IIUC, every time a thread reads from the dict, it has to lock it, and that imposes a performance cost on the application. This data locking is not necessary because the dicts are read-only.
Does CPython actually lock the data individually or does it just use the GIL?
If, indeed, there is per-dict locking, is there a way to avoid it?
解决方案
Multithreading processing in python is useless. It's better to use multiprocessing module. Because multithreading can give positive effort only in lower number of cases.
Python implementation detail: In CPython, due to the Global
Interpreter Lock, only one thread can execute Python code at once
(even though certain performance-oriented libraries might overcome
this limitation). If you want your application to make better use of
the computational resources of multi-core machines, you are advised to
use multiprocessing. However, threading is still an appropriate model
if you want to run multiple I/O-bound tasks simultaneously.
Official documentation.
Without any code examples from your side I can only recommend to split your big dictionary on several parts and process every part using Pool.map. And merge results in main process.

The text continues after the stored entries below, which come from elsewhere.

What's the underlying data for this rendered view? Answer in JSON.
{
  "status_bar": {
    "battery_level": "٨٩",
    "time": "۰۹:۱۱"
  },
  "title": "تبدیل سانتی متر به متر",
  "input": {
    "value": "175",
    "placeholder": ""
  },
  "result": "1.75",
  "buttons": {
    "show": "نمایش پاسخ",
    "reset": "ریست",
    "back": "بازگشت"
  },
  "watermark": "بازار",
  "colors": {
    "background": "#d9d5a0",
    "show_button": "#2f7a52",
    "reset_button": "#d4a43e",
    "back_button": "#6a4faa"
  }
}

Unfortunately, it's impossible to share a lot of memory between different python processes effective (we are not talking about shared memory pattern based on mmap). But you can read different parts of your dictionary in different processes. Or just read entire dictionary in main process and give a small chunks to child processes.
Also, I should warn you that you should be very carefully with multiprocessing algorithms. Because every extra megabytes will be multiplied on number of process.
So, based on your pseudocode example I can assume two possible algorithm based on compute function:
# "Stateless"
for line in stdin:
res = compute_1(line) + compute_2(line) + compute_3(line)
print res, line
# "Shared" state
for line in stdin:
res = compute_1(line)
res = compute_2(line, res)
res = compute_3(line, res)
print res, line
In first case, you can create a several workers, read each dictionary in separate worker based on Process class (it's good idea to decrease memory usage for each process), and compute it like a production line.
In second case, you have a shared state. For each next worker you need a result of previous one. It's worst case for multithreading/multiprocessing programming. But you can write algorithm there several workers are using same Queue and pushing result to it without waiting finish of all cycle. And you just share a Queue instance between your processes.